Excellent shots, LM. I informed my Maplewood cousin about them.

It’s funny, tho, regarding the foibles of my “lost memory.” The ‘68 shot is far more vivid in my mind than the one from '73 – and my cousin didn’t actually move there until 1978 or so! Hope to snap a new pic soon…

hollister22nh
hollister22nh on July 25, 2006 at 6:04 pm

I’ve been looking into the Maplewood Theater for several years now, and most of the information I have is in my back pocket until it gels into something worth writing about… and that should be soon. So anyway, the Maplewood, as described the 1927 article above, was designed for both live production and movies… and in 1940-1942 it was a live theatre house. This one article from the New York Times Nov 17 1940 is so funny in how it describes Maplewood, and The Maplewood.

“Maplewood Concludes”
“A Note or Two on a Summer Season That Ran Well Into Fall”
Maplewood, N.J.

Shuffling among the fallen Autumn leaves on Maplewood’s main street these days, your shoes turn up countless yellowing theatre-ticket stubs. This is a jolt to any one familiar with the folkways of well-heeled suburban towns. Theatre-ticket stubs on streets, the animated chatter of local cops and butcher boys about the theatre go with the shimmering heat of Summer. But here it is November and the Maplewood theatre, started as a Summer stock venture, only a fortnight ago concluded its season. It had twenty-one successful weeks to its credit and the memory lingers on. The town took producer Cheryl Crawford and her theatre unto itself with wholehearted enthusiasm backed up by substantial attendance.

The Maplewood theatre soaked up the very solid substantiality that stands out all over the town. One expensive-looking suburb runs imperceptibly into the next in this New Jersey commuting belt. Streets are wide and wind languidly between rows of landscaped mansions, huge places in French provincial, with towering copper-patina turrets and carefully sagging roofs, in Southern colonial on the grand scale, in English Tudor with mullioned windows, and all the other romantic styles that architects figure out for the best people.


“There are three million people within twenty miles of the theatre,” Cheryl Crawford says, “and most of them have dough.” Besides good bank references, they had enthusiasm for the theatre. What more could a producer ask?

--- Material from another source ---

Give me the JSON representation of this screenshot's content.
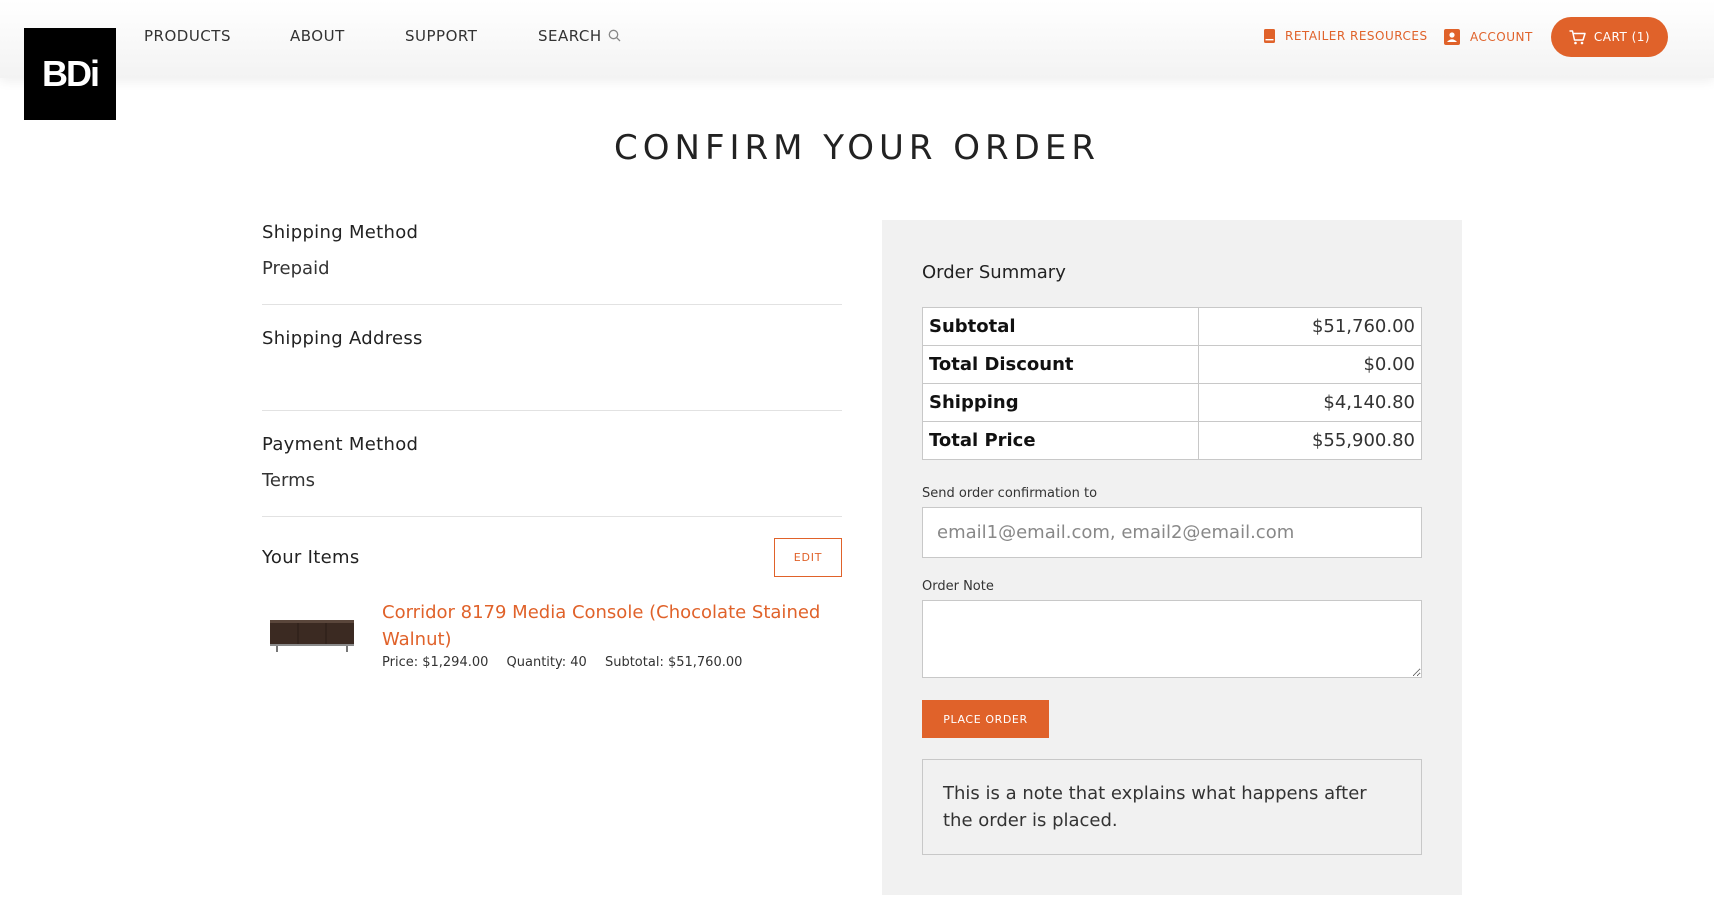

The astonishing thing is that this enthusiasm for the theatre apparently lay more or less dormant until the theatre moved to Maplewood. Miss Crawford had her biggest successes with shows that were hits not so long ago on Broadway. There was plenty of time for everybody in Maplewood to go to New York to see them. Judging from the way the big theatre was filled up night after night—the theatre has 1,411 seats, more than most New York theatres—Miss Crawford concluded that Maplewood doesn’t go to New York for shows as often as one might suppose. In a curtain speech Miss Crawford once very tentatively suggested that she might bring “Abe Lincoln in Illinois” to Maplewood. She was sure everyone had seen it, and said so. A well-bred bedlam broke loose. No, the audience said, it hadn’t seen the play, and please, Miss Crawford, do let’s have it. The plan finally fell through, but the demand was tremendous.

What with countless chummy curtain speeches, talks to Rotarians and Elks and Moose and strawberry festivals, church supper gathering, social clubs, Miss Crawford spread the word personally about her theatre to about 60,000 inhabitants, rich and not so rich. The community knew her as a personality.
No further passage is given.